Третье письмо было датировано июлем 1937 года:

«Дорогой папа, много воды утекло с того дня, как я написала тебе в последний раз. Тот факт, что объявление в газетах не появилось, вполне ясно изобличил твои чувства.

У меня девочка. О, как я не хотела, чтоб ее кто-то удочерял, и все-таки временами казалось, что иного выхода нет. А потом согласился отец девочки. Что ж, дочь оказалась вне опасности, но моя жизнь превратилась в кошмар. На нее мне дают достаточно. Себя я должна кормить собственными силами. Ребенка я вижу изредка и недолго. Да, я ее мать, но я ее гостья. Ее настоящий дом — школа. Там она и живет. Учителя причастны к ее жизни куда больше, чем я. Знают о ней мельчайшие подробности. Мне достается лишь частица этих подробностей, да и то из вторых рук. Да, я бываю в школе. Но как? «Нынче день маминого визита!»

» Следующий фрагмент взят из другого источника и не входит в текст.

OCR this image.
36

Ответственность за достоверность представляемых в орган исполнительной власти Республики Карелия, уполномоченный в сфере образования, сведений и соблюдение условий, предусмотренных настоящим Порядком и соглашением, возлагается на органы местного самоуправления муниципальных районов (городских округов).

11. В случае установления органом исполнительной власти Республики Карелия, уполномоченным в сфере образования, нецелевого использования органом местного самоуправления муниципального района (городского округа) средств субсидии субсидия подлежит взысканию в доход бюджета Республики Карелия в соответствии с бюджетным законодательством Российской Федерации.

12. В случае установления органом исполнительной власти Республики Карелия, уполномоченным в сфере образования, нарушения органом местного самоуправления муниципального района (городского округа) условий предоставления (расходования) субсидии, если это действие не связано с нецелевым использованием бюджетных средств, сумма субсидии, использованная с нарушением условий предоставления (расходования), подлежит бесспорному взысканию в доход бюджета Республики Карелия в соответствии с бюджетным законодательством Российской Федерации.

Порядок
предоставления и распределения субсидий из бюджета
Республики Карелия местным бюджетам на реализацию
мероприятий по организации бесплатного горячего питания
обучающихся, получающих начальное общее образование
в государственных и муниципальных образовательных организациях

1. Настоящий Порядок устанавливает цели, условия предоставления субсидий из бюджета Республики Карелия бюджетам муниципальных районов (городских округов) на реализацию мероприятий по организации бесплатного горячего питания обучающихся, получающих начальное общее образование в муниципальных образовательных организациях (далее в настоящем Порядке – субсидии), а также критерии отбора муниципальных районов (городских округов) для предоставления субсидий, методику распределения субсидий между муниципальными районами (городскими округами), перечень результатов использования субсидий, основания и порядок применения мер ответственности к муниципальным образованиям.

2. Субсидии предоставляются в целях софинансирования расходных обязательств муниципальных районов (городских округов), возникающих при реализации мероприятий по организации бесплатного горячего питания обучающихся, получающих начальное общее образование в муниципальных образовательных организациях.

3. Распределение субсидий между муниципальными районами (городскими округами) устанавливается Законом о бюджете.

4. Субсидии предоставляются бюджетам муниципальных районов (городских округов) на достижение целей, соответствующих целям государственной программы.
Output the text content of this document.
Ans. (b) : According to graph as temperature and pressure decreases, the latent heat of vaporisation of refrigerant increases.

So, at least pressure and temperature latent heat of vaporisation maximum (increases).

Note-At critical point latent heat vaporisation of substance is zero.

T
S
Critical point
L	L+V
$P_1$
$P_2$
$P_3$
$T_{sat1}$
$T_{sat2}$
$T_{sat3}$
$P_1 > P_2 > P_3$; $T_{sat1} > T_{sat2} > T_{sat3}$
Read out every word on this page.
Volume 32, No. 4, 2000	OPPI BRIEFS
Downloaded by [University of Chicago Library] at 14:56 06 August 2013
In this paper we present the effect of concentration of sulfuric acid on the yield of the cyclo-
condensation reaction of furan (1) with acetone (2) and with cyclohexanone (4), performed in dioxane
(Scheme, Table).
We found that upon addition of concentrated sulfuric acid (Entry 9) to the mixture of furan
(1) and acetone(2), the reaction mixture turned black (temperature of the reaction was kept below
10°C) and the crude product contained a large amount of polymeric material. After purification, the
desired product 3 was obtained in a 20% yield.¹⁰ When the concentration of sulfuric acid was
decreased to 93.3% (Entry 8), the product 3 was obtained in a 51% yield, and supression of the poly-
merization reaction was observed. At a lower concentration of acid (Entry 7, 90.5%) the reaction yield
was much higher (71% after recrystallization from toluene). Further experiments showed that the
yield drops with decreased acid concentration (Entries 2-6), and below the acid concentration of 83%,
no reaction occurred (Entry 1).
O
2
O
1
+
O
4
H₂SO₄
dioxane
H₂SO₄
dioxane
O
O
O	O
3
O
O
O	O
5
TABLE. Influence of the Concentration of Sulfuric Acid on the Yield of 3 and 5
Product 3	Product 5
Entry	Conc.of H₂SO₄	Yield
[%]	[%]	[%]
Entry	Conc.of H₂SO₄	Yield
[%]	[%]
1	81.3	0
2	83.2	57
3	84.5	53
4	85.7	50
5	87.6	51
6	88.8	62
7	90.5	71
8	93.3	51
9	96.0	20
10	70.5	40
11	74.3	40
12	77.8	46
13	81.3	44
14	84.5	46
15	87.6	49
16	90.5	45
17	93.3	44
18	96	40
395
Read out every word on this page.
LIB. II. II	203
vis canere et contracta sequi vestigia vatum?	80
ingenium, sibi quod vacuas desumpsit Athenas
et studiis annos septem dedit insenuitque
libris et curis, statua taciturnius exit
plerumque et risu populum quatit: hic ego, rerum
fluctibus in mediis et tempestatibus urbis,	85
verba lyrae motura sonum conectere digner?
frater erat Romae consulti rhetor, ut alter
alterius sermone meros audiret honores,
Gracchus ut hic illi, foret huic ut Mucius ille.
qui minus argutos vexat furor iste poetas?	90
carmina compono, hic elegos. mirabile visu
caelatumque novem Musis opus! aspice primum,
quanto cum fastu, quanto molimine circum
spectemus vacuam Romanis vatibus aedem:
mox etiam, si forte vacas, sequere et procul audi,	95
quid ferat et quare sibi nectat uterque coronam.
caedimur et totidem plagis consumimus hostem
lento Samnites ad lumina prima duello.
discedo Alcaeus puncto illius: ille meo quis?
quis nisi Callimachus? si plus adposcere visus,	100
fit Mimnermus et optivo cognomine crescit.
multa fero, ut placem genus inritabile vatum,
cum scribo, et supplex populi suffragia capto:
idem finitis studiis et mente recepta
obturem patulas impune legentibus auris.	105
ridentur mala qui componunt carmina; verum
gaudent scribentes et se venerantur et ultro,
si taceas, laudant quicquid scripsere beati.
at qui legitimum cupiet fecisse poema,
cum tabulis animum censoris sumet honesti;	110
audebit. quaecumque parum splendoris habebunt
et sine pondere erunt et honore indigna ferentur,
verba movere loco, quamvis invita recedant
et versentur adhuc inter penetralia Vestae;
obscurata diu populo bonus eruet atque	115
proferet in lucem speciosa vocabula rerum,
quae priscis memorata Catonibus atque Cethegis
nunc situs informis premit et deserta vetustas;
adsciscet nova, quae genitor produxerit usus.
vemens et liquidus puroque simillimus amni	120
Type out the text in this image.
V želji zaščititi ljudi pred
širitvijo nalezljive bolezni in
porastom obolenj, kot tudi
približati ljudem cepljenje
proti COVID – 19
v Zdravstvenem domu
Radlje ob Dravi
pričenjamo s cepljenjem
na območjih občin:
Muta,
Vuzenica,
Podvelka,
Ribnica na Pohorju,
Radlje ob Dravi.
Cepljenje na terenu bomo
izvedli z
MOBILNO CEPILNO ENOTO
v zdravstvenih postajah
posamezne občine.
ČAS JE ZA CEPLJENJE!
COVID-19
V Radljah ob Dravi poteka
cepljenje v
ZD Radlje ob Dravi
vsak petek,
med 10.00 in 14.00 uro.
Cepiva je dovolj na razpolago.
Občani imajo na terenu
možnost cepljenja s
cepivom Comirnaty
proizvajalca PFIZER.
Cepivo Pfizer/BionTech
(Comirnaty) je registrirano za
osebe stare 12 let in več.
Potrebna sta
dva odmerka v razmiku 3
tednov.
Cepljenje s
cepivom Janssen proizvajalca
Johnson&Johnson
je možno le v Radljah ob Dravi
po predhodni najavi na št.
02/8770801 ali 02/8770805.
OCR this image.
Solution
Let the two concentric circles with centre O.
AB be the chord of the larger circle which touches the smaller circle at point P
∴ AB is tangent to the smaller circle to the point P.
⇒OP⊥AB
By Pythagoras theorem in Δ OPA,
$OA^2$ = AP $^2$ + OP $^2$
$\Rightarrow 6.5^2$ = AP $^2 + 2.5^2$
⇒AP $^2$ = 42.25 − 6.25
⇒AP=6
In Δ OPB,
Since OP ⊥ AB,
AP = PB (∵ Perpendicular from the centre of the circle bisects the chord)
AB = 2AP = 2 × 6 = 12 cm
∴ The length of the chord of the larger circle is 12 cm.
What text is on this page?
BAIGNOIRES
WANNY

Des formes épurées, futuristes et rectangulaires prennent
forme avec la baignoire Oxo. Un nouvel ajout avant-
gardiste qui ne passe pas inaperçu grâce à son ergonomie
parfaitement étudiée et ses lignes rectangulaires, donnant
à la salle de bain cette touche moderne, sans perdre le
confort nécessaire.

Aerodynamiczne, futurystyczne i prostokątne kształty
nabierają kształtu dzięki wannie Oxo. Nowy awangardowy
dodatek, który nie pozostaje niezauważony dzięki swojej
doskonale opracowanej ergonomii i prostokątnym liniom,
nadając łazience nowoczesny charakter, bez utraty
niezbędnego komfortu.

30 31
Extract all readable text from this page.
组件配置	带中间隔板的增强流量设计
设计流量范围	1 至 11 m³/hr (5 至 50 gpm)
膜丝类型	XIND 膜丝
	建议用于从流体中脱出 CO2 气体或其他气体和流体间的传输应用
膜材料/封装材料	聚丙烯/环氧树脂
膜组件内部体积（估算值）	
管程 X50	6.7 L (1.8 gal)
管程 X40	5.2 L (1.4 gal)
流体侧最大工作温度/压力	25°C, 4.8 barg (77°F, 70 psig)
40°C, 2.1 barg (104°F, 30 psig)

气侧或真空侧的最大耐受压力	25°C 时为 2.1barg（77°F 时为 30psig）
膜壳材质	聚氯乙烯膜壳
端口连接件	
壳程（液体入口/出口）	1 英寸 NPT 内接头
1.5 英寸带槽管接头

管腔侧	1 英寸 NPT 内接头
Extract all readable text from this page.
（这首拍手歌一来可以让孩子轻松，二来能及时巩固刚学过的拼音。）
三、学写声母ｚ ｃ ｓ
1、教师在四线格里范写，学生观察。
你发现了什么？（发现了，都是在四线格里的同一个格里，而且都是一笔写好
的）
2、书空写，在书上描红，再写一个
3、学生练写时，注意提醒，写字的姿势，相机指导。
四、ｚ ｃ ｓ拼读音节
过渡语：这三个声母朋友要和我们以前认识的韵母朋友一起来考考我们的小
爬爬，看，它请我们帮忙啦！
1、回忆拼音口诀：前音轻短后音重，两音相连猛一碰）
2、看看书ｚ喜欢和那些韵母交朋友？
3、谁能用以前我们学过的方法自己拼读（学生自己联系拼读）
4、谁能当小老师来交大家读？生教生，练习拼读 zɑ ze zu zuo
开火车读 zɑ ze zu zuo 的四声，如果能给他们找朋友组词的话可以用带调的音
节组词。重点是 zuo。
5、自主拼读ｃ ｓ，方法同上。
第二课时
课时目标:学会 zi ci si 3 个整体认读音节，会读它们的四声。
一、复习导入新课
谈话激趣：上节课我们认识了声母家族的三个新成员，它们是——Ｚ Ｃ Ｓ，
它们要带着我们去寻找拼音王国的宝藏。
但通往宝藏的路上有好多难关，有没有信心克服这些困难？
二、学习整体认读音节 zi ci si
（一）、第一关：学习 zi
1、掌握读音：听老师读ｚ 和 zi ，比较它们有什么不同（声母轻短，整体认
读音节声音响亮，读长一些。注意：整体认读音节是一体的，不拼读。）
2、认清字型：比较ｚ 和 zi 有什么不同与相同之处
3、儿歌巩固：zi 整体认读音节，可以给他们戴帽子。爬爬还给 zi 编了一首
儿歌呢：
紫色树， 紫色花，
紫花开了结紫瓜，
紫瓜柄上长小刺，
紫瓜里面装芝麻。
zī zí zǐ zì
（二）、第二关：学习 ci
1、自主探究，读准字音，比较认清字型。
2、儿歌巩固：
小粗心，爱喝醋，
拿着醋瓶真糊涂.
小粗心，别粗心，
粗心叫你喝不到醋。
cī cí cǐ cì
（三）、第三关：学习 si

Короче говоря, папа, меня лишили моей дочери. А совсем недавно до меня вдруг дошло, что тебя я сама лишила твоей дочери. Я поняла, что без меня ты, наверное, страдал так же, как я теперь страдаю без своей. Впрочем, понимаю и другое: ты никогда в этом не признаешься. И никогда не попытаешься взглянуть на все с моей точки зрения. Может быть, очень скоро я приеду поговорить с тобой. В одном я буду непреклонна. Ты никогда не увидишь внучку, если воспринимаешь ее не так, как я. Что касается меня, — как знаешь. А я, папа, хочу тебя увидеть. Любопытно, хочется ли тебе того же. Во всяком случае, не падай в обморок, если в один из ближайших дней я вдруг постучусь в дверь. Расстояние между нами немалое. Так что потребуется какое-то время поднакопить денег на дорогу.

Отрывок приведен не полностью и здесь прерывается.